2. If we don't focus on theories, seconds, diaphragms and mathematical analysis, to capture a picture, we will have a more serious relation with the environment.

3. Vernacular is the folklore without philosophies and principles.

4. In modern days even a 5-year-old kid can make a better snapshot than a so-called professional photographer. Simply because the child is improvising without any universal or metaphysical formulas. He is free in the environment he represents and he doesn’t interrupt his thoughts in light phenomena’s.

5. Nowadays photography is everyone’s business.

Aim of the Journal

The Electronic Journal of Vernacular Photography is Focuses on the idea that the closest approach a photographer can have to his environment is with fast improvisation.

The professional camera is a division between the photographer and his subject. Especially the bigger format cameras, they make the photographer a hunter and not an equal with the environment; probably the next step in the evolution of photography is the use of the vernacular idea.

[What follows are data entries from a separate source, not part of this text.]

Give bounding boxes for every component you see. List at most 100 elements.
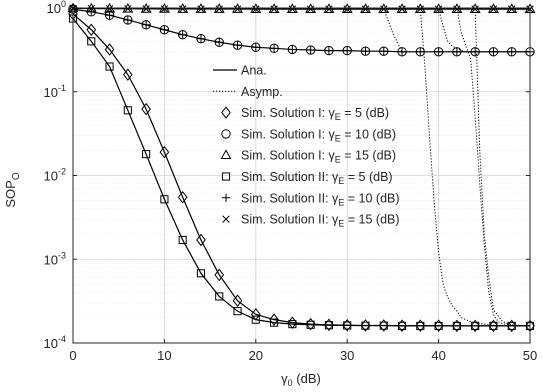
y-tick-label: 10-3 [44,250,66,267]
diamond-marker [232,294,243,307]
diamond-marker [433,319,444,332]
legend-label: Asymp. [241,85,283,99]
legend-label-sub: E [338,176,344,186]
square-marker [343,321,352,330]
y-tick-exponent: -3 [58,250,66,260]
plus-marker [251,43,260,52]
cross-marker [380,5,388,13]
diamond-marker [452,319,462,333]
cross-marker [325,5,333,13]
legend-label: Ana. [241,64,267,78]
legend-label-rest: = 5 (dB) [341,106,389,120]
legend-cross-icon [222,215,230,223]
plus-marker [379,46,388,56]
diamond-marker [415,319,426,332]
cross-marker [233,5,242,13]
diamond-marker [196,233,206,247]
square-marker [251,315,260,324]
plus-marker [452,47,462,56]
y-tick-base: 10 [44,252,58,267]
markers [67,2,536,333]
diamond-marker [141,102,151,116]
x-axis-label: γ0 (dB) [281,371,321,388]
plus-marker [470,47,480,56]
square-marker [361,321,370,330]
legend-label-main: Sim. Solution II: γ [241,191,339,205]
y-tick-base: 10 [44,169,58,184]
legend-label-rest: = 10 (dB) [344,191,399,205]
square-marker [105,62,114,71]
legend-label-sub: E [335,133,341,143]
square-marker [507,321,516,330]
cross-marker [142,5,150,13]
y-axis-label: SOPO [3,172,22,207]
square-marker [178,235,187,245]
y-tick-exponent: -1 [58,83,66,93]
square-marker [87,37,96,46]
square-marker [270,318,279,327]
square-marker [123,106,132,115]
legend-label-main: Sim. Solution II: γ [241,213,339,227]
square-marker [324,321,333,330]
legend-label: Sim. Solution II: γE = 15 (dB) [241,213,400,229]
legend-circle-icon [221,129,231,139]
diamond-marker [378,319,389,332]
y-tick-label: 100 [47,0,66,16]
asymptotic-curve [419,8,530,327]
diamond-marker [470,319,480,333]
square-marker [434,321,443,330]
square-marker [288,320,297,329]
analytical-curve [72,18,530,327]
legend-label-sub: E [338,197,344,207]
x-tick-label: 50 [523,348,537,363]
legend-label-sub: E [338,219,344,229]
square-marker [233,307,242,316]
plus-marker [269,44,279,53]
asymptotic-curve [456,8,531,327]
cross-marker [124,5,132,13]
y-tick-base: 10 [47,1,61,16]
square-marker [196,269,206,278]
plus-marker [233,40,242,50]
square-marker [215,292,224,301]
plus-marker [178,30,187,39]
plus-marker [123,15,133,25]
legend-label: Sim. Solution II: γE = 10 (dB) [241,191,400,207]
diamond-marker [305,317,316,331]
diamond-marker [397,319,407,332]
plus-marker [361,46,370,56]
diamond-marker [506,319,517,333]
y-tick-label: 10-1 [44,83,66,100]
square-marker [142,150,151,159]
y-tick-label: 10-2 [44,167,66,184]
cross-marker [398,5,406,13]
plus-marker [324,46,334,55]
plus-marker [416,47,425,56]
plus-marker [507,47,516,56]
legend-label-main: Sim. Solution I: γ [241,106,336,120]
plus-marker [215,38,224,47]
diamond-marker [360,319,371,332]
legend-label-main: Sim. Solution II: γ [241,170,339,184]
diamond-marker [104,43,115,56]
cross-marker [178,5,187,13]
y-tick-label: 10-4 [44,334,66,351]
legend: Ana. Asymp. Sim. Solution I: γ E = 5 (dB) Si… [213,64,400,229]
plus-marker [288,45,297,54]
y-tick-exponent: -2 [58,167,66,177]
square-marker [306,320,315,329]
legend-label-rest: = 5 (dB) [344,170,392,184]
diamond-marker [86,23,97,37]
legend-label-sub: E [335,155,341,165]
plus-marker [196,34,206,43]
diamond-marker [214,268,225,282]
legend-label-main: Ana. [241,64,267,78]
x-tick-label: 30 [340,348,354,363]
cross-marker [361,5,370,13]
diamond-marker [250,308,261,321]
legend-label-rest: = 15 (dB) [341,149,396,163]
cross-marker [471,5,479,13]
cross-marker [87,4,95,13]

Vernacular Concepts by John A. Kouwenhoven

The forms we have so long neglected are in reality the products of a unique kind of folk art, created under conditions which had never before existed. They represent the unself-conscious efforts of common people, in America and elsewhere, to create satisfying patterns out of the elements of a new and culturally unassimilated environment; but this patternmaking is something altogether different from the folk arts which in recent years have been collected and studied with such enthusiasm. It has nothing in common with the balladry of the Kentucky mountaineers or the decorative crafts of the Pennsylvania Dutch. Unlike these, it is the art of sovereign, even if uncultivated, people rather than of groups cut off from the main currents of contemporary life. The patterns it evolved were not those which are inspired by ancient traditions of race or class; on the contrary, they were imposed by the driving energies of an unprecedented social structure. In their least diluted form these patterns comprise the folk arts of the first people in history who, disinherited of a great cultural tradition, found themselves living under democratic institutions in an expanding machine economy. It is this unique factor of a democratic-technological vernacular which has been overlooked in our estimates of art in the United States. The development of folk-art forms is always hard to trace. No one bothers to note the patterns of colors, shapes, sounds, and ideas which plain people produce--at least no detailed record is kept until long after the patterns have crystallized and have become habitual. It is especially difficult to trace the emergence of this vernacular, for the patterns through which it evolved were not designed to be kept in frames on the wall, or cherished behind glass doors. These patterns formed tools, machines, buildings, and other objects for use in the routine of daily life. It was into the design of useful things that these people inevitably turned the universal creative instinct. Repressed artistic impulses found release in uncounted rudimentary and personal expressions. The purest form of this vernacular, the form in which its characteristics are most clearly revealed and can be most readily defined, is represented by technological design. Here craft tradition had least influence and the characteristic impulses of the new civilization were freest to display their energy in patterns available to all the people, cultivated and uncultivated alike.